Indiana

Education, From The Capitol To The Classroom

How Did We Get Here? The Road To The 2015 ISTEP+

    Jenny Robinson reads with her second grade son, Louis. Robinson says she is concerned about the amount of testing her children participate in, and wishes there was more time spent on creative learning.

    Jenny Robinson reads with her second grade son, Louis. Robinson says she’s concerned about the amount of testing her children participate in, and wishes they could spend more time on creative learning. (Photo Credit: Claire McInerny/StateImpact Indiana)

    If you’re a parent trying to prepare your child for the spring ISTEP+ test, you may be at a loss.

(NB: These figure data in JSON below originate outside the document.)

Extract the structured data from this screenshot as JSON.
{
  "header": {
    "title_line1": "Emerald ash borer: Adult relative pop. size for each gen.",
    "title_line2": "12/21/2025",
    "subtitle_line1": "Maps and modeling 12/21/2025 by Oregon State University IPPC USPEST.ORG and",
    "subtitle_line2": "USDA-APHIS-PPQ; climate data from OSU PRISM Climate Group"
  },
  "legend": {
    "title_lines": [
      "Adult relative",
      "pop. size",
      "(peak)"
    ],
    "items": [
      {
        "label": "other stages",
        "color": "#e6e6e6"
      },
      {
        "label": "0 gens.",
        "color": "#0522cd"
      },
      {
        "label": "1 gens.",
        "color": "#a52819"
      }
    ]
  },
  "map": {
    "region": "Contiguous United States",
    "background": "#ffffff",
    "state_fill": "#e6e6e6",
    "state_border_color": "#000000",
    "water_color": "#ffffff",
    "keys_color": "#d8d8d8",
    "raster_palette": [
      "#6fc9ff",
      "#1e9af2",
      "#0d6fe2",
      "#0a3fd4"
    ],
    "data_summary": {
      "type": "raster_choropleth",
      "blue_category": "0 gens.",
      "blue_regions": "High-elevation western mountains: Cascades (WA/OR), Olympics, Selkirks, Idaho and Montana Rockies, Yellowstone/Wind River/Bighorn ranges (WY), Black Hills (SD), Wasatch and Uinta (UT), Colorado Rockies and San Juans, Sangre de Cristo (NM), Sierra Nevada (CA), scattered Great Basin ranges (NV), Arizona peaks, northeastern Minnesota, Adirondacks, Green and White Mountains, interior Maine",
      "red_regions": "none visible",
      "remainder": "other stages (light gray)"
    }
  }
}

    Maybe you got a letter from your child’s school this week, but it didn’t include the usual “make sure your child gets plenty of rest and eats a balanced breakfast.” Instead, it probably included a list of uncertainties about this year’s exam.

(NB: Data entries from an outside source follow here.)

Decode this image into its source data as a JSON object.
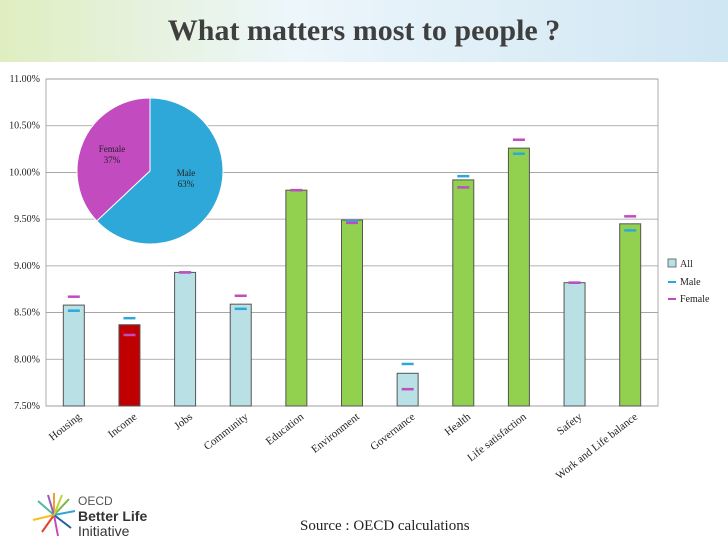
{
  "chart_data": [
    {
      "type": "bar",
      "title": "What matters most to people ?",
      "categories": [
        "Housing",
        "Income",
        "Jobs",
        "Community",
        "Education",
        "Environment",
        "Governance",
        "Health",
        "Life satisfaction",
        "Safety",
        "Work and Life balance"
      ],
      "series": [
        {
          "name": "All",
          "values": [
            8.58,
            8.37,
            8.93,
            8.59,
            9.81,
            9.49,
            7.85,
            9.92,
            10.26,
            8.82,
            9.45
          ]
        },
        {
          "name": "Male",
          "values": [
            8.52,
            8.44,
            8.93,
            8.54,
            9.81,
            9.48,
            7.95,
            9.96,
            10.2,
            8.82,
            9.38
          ]
        },
        {
          "name": "Female",
          "values": [
            8.67,
            8.26,
            8.93,
            8.68,
            9.81,
            9.46,
            7.68,
            9.84,
            10.35,
            8.82,
            9.53
          ]
        }
      ],
      "bar_colors": [
        "#b8e0e5",
        "#c00000",
        "#b8e0e5",
        "#b8e0e5",
        "#92d050",
        "#92d050",
        "#b8e0e5",
        "#92d050",
        "#92d050",
        "#b8e0e5",
        "#92d050"
      ],
      "male_color": "#2ea8d8",
      "female_color": "#c34bc0",
      "ylim": [
        7.5,
        11.0
      ],
      "yticks": [
        "7.50%",
        "8.00%",
        "8.50%",
        "9.00%",
        "9.50%",
        "10.00%",
        "10.50%",
        "11.00%"
      ],
      "grid": true,
      "legend_position": "right"
    },
    {
      "type": "pie",
      "categories": [
        "Female",
        "Male"
      ],
      "values": [
        37,
        63
      ],
      "labels": [
        "Female\n37%",
        "Male\n63%"
      ],
      "colors": [
        "#c34bc0",
        "#2ea8d8"
      ]
    }
  ],
  "source": "Source : OECD calculations",
  "logo": {
    "line1": "OECD",
    "line2": "Better Life",
    "line3": "Initiative"
  }
}
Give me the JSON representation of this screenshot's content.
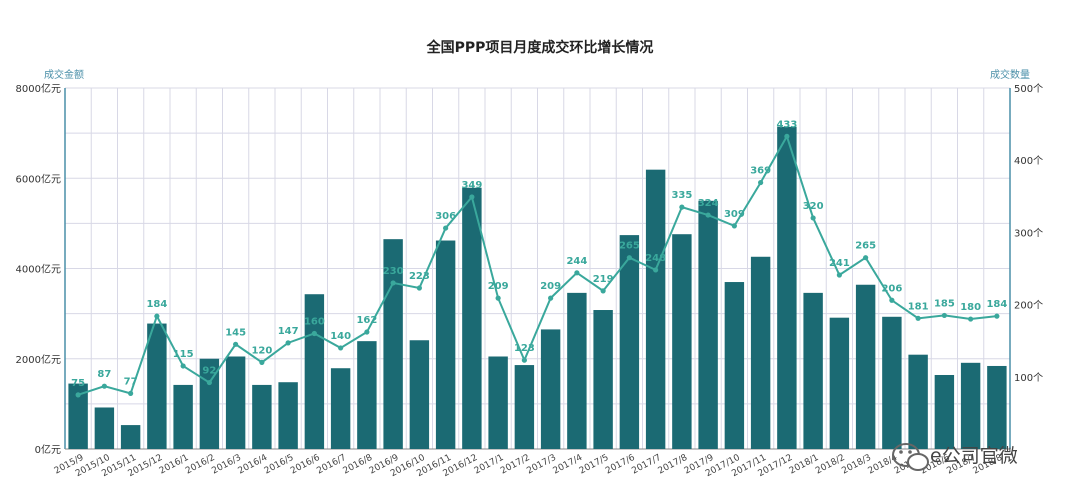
{
  "chart_data": {
    "type": "bar",
    "title": "全国PPP项目月度成交环比增长情况",
    "ylabel_left": "成交金额",
    "ylabel_right": "成交数量",
    "yticks_left": [
      "0亿元",
      "2000亿元",
      "4000亿元",
      "6000亿元",
      "8000亿元"
    ],
    "yticks_right": [
      "100个",
      "200个",
      "300个",
      "400个",
      "500个"
    ],
    "ylim_left": [
      0,
      8000
    ],
    "ylim_right": [
      0,
      500
    ],
    "grid": true,
    "legend": "none",
    "categories": [
      "2015/9",
      "2015/10",
      "2015/11",
      "2015/12",
      "2016/1",
      "2016/2",
      "2016/3",
      "2016/4",
      "2016/5",
      "2016/6",
      "2016/7",
      "2016/8",
      "2016/9",
      "2016/10",
      "2016/11",
      "2016/12",
      "2017/1",
      "2017/2",
      "2017/3",
      "2017/4",
      "2017/5",
      "2017/6",
      "2017/7",
      "2017/8",
      "2017/9",
      "2017/10",
      "2017/11",
      "2017/12",
      "2018/1",
      "2018/2",
      "2018/3",
      "2018/4",
      "2018/5",
      "2018/6",
      "2018/7",
      "2018/8"
    ],
    "series": [
      {
        "type": "bar",
        "axis": "left",
        "color": "#1b6a73",
        "values": [
          1450,
          920,
          530,
          2780,
          1420,
          2000,
          2050,
          1420,
          1480,
          3430,
          1790,
          2390,
          4650,
          2410,
          4620,
          5790,
          2050,
          1860,
          2650,
          3460,
          3080,
          4740,
          6190,
          4760,
          5500,
          3700,
          4260,
          7140,
          3460,
          2910,
          3640,
          2930,
          2090,
          1640,
          1910,
          1840
        ]
      },
      {
        "type": "line",
        "axis": "right",
        "color": "#3aa89c",
        "values": [
          75,
          87,
          77,
          184,
          115,
          92,
          145,
          120,
          147,
          160,
          140,
          162,
          230,
          223,
          306,
          349,
          209,
          123,
          209,
          244,
          219,
          265,
          248,
          335,
          324,
          309,
          369,
          433,
          320,
          241,
          265,
          206,
          181,
          185,
          180,
          184
        ],
        "labels": [
          "75",
          "87",
          "77",
          "184",
          "115",
          "92",
          "145",
          "120",
          "147",
          "160",
          "140",
          "162",
          "230",
          "223",
          "306",
          "349",
          "209",
          "123",
          "209",
          "244",
          "219",
          "265",
          "248",
          "335",
          "324",
          "309",
          "369",
          "433",
          "320",
          "241",
          "265",
          "206",
          "181",
          "185",
          "180",
          "184"
        ]
      }
    ]
  },
  "watermark": {
    "brand": "e公司官微",
    "icon": "wechat-logo"
  },
  "colors": {
    "bar": "#1b6a73",
    "line": "#3aa89c",
    "axis": "#4a8fa8",
    "grid": "#d8d8e6",
    "title": "#222222"
  }
}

    No one seems to know what students should expect and the testing window opens next week. How did Indiana find itself in this situation?

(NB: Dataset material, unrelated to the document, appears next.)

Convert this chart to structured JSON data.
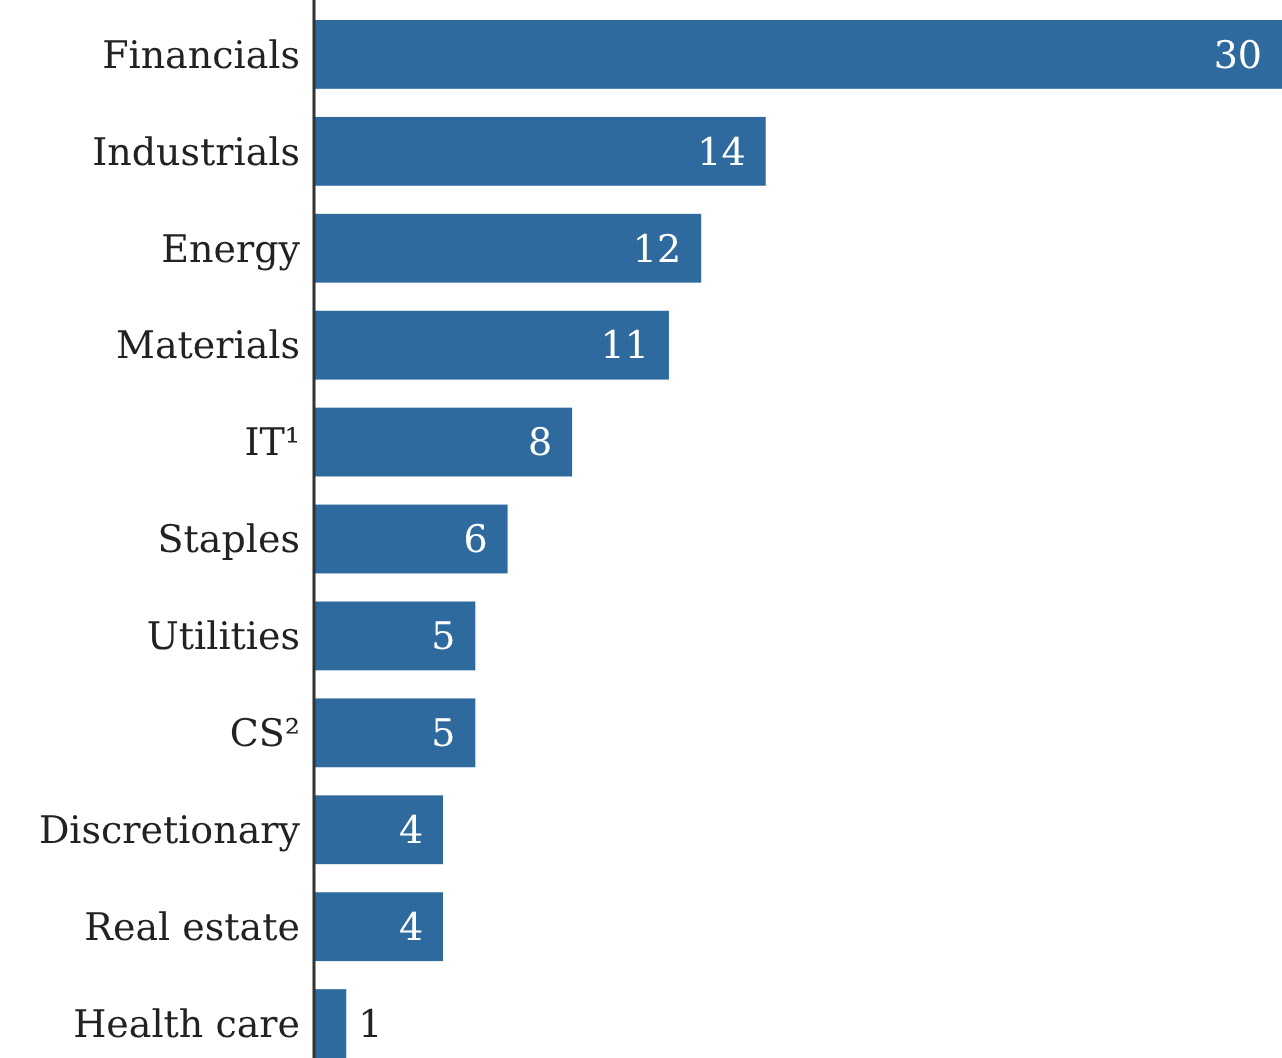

    A Trip Down Memory Lane

    If you trace it back, this all really started when Indiana pulled out of the Common Core national standards. When that happened, the state had to write its own new standards, and a test to match them. Because the process was so rushed, there was no time to pilot the new questions.

    The solution: include pilot questions within the new test.  Students would be subjected to a lot more questions than would actually count toward their scores – so many new questions that the length of the test actually doubled.

    But that wasn’t common knowledge until the end of January. That’s when the Department of Education mailed timetables to school districts across the state.

    “We expected more rigor, we expected more item complexity to increase, but we really hadn’t been told that the duration of the assessment was going to be vastly expanded,” says Scott Smith, the Director of Assessment for Brownsburg Community School Corporation.

    It’s understandable that Smith and other educators were startled with they opened their letters from the IDOE. The estimated time it would take third graders to complete the test jumped to twelve hours – up from five hours last year.

    The Pushback Against A Twelve Hour Test

    Once word about the test’s length was out, parents and educators took to social media to voice their frustrations. Then on Feb. 4 they gathered en masse to testify at a State Board of Education meeting.

    It was at this moment Governor Mike Pence got involved. He called a press conference and announced students would not be sitting for a 12-hour test.

    “Just moments ago I signed an executive order, using my authority as governor to shorten the test and lessen the burden on our kids, on our families and on our teachers,” Pence said during the press conference Feb. 9.

    The order allowed for the state to hire two national testing experts who reviewed the ISTEP+ and made recommendations, which the IDOE adopted, for making the test shorter.

    But the testing window opens next week, and the legislature still has work to do to allow the IDOE to make the changes so schools can properly administer the test.

    As politicians and Department of Education officials race against the clock to get ready, students and parents are waiting in limbo.

    Putting Students and Schools In The Middle

    Jenny Robinson sends her three kids to public school in Bloomington. She worries all of the media attention and drama surrounding the ISTEP+ is adding to the pressure her kids already face when they sit down to take a standardized test.

    Brownsburg Community Schools received their test booklets from CTB-McGraw Hill the week Gov. Pence and the DOE began making changes to the test. Now that the test will have questions removed, these tests are virtually worthless to schools.

    Brownsburg Community Schools received their test booklets from CTB-McGraw Hill the same week Gov. Pence and the DOE began making changes to the test. Now that the test will have questions removed, these tests are virtually worthless to schools.” (Photo Credit: Scott Smith/Brownsburg Community Schools)

    “I think they’re aware that their schools are going to be judged according to how they do,” Robinson says. “My daughter can read and does read the paper, and she can see schools are being graded based on how children perform on ISTEP+.”

    Even with the changes the IDOE adopted, the test will still clock in at around eight hours. That has nothing to do with pulling out of Common Core or piloting questions – that’s the standard for everyone. The testing expert Pence hired said getting the test length down into the single digits put Indiana on par with every other state testing Common Core or other more rigorous standards.

    The immediate concern now is how schools will get everything updated before the window opens next Wednesday.

    In Brownsburg, Smith is staring at pallets of paper tests. Districts received the paper versions last week, but now they’re virtually worthless. Students won’t take every question in order to reduce the testing time.

    The IDOE says districts will receive further instruction this week about how to move forward.

    Smith already knows the turnaround is going to be too tight and at his district students won’t being taking the test until March.